Mary Shelley (née Mary Wollstonecraft Godwin, often known as Mary Wollstonecraft Shelley) was a British novelist, short story writer, dramatist, essayist, biographer, travel writer, and editor of the works of her husband, Romantic poet and philosopher Percy Bysshe Shelley. She was the daughter of the political philosopher William Godwin and the writer, philosopher, and feminist Mary Wollstonecraft. Mary Shelley was taken seriously as a writer in her own lifetime, though reviewers often missed the political edge to her novels. After her death, however, she was chiefly remembered only as the wife of Percy Bysshe Shelley and as the author of Frankenstein. It was not until 1989, when Emily Sunstein published her prizewinning biography Mary Shelley: Romance and Reality, that a full-length scholarly biography analyzing all of Shelley's letters, journals, and works within their historical context was published. The well-meaning attempts of Mary Shelley's son and daughter-in-law to "Victorianise" her memory through the censoring of letters and biographical material contributed to a perception of Mary Shelley as a more conventional, less reformist figure than her works suggest.

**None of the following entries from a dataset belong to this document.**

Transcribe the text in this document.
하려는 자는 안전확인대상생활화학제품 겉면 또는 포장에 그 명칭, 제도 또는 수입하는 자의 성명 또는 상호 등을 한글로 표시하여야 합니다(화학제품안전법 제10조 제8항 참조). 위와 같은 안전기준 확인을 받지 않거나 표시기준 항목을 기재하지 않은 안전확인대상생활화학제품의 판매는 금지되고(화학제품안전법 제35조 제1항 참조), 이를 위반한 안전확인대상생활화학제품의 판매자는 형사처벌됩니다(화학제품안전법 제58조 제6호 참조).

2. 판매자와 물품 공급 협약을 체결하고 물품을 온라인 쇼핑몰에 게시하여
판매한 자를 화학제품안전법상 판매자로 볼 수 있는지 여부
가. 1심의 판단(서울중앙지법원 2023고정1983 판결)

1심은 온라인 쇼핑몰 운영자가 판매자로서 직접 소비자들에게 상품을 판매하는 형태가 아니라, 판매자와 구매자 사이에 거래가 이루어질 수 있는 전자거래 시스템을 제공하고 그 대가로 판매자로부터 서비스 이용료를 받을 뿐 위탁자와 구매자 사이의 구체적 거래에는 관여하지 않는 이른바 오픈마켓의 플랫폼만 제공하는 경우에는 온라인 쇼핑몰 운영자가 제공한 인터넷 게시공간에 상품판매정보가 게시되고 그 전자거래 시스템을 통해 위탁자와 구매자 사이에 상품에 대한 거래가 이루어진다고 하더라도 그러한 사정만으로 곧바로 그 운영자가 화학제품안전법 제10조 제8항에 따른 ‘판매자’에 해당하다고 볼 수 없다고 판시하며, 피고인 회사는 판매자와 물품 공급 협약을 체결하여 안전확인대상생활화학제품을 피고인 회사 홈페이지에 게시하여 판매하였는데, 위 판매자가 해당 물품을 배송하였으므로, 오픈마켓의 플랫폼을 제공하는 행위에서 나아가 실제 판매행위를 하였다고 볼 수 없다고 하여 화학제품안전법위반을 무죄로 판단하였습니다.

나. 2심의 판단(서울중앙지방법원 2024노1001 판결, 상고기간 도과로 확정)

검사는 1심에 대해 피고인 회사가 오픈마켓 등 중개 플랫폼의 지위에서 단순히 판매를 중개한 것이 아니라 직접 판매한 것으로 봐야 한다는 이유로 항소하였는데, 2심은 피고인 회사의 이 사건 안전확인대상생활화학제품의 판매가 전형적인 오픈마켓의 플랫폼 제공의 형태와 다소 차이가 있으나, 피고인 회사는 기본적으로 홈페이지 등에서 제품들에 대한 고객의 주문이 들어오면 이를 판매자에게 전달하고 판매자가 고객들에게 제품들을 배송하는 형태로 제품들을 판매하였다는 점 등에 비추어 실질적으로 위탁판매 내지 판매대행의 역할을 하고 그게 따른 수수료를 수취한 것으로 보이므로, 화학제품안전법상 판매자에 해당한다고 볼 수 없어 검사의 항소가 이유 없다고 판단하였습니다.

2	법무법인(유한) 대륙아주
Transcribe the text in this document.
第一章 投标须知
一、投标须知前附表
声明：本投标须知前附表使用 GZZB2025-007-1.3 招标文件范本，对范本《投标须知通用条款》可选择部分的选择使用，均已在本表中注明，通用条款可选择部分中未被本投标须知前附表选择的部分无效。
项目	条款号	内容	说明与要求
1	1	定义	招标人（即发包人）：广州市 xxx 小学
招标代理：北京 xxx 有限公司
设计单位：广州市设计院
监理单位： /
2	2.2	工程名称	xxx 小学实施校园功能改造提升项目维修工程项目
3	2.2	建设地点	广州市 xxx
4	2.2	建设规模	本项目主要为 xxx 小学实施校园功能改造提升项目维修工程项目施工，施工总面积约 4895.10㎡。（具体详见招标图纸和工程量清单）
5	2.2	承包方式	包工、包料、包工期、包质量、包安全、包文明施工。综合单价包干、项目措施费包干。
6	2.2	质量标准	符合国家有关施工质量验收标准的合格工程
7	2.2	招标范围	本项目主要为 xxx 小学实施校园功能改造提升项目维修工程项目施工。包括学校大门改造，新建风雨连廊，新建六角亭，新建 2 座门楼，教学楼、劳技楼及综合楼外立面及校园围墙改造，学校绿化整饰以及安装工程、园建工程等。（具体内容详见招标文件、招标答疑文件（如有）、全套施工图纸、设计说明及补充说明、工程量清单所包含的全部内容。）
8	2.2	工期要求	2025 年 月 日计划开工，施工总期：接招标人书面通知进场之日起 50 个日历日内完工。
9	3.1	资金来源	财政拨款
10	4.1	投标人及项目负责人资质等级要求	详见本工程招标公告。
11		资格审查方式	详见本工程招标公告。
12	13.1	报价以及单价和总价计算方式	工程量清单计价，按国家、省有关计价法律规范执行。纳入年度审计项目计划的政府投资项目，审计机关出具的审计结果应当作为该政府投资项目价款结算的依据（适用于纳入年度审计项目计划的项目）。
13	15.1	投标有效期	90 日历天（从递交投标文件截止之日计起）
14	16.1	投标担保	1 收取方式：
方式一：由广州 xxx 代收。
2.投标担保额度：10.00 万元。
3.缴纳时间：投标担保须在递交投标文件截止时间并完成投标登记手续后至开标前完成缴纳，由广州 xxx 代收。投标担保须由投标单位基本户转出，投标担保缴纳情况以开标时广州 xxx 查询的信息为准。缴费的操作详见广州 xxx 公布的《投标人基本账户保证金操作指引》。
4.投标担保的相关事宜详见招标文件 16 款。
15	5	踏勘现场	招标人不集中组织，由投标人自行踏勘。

Her own timid omissions from Percy Shelley's works and her quiet avoidance of public controversy in the later years of her life added to this impression. The eclipse of Mary Shelley's reputation as a novelist and biographer meant that, until the last thirty years, most of her works remained out of print, obstructing a larger view of her achievement. She was seen as a one-novel author, if that. In recent decades, however, the republication of almost all her writings has stimulated a new recognition of its value. Her voracious reading habits and intensive study, revealed in her journals and letters and reflected in her works, is now better appreciated. Shelley's recognition of herself as an author has also been recognized; after Percy's death, she wrote about her authorial ambitions: "I think that I can maintain myself, and there is something inspiriting in the idea". Scholars now consider Mary Shelley to be a major Romantic figure, significant for her literary achievement and her political voice as a woman and a liberal.

About the author

Mary Wollstonecraft was born in London on April 27, 1759. She opened a school in Newington Green with her sister Eliza and a friend Fanny Blood in 1784. Her experiences lead her to attack traditional teaching methods and suggested new topics of study in Thoughts on the Education of Girls. In 1792, she published A Vindication of the Rights of Woman, in which she attacked the educational restrictions that kept women ignorant and dependant on men as well as describing marriage as legal prostitution. In Maria or the Wrongs of Woman, published unfinished in 1798, she asserted that women had strong sexual desires and that it was degrading and immoral to pretend otherwise. In 1793, Wollstonecraft became involved with American writer Gilbert Imlay and had a daughter named Fanny. After this relationship ended, she married William Godwin in March 1797 and had a daughter named Mary in August. Wollstonecraft died from complications following childbirth on September 10, 1797. Her daughter Mary later married Percy Bysshe Shelley and wrote Frankenstein.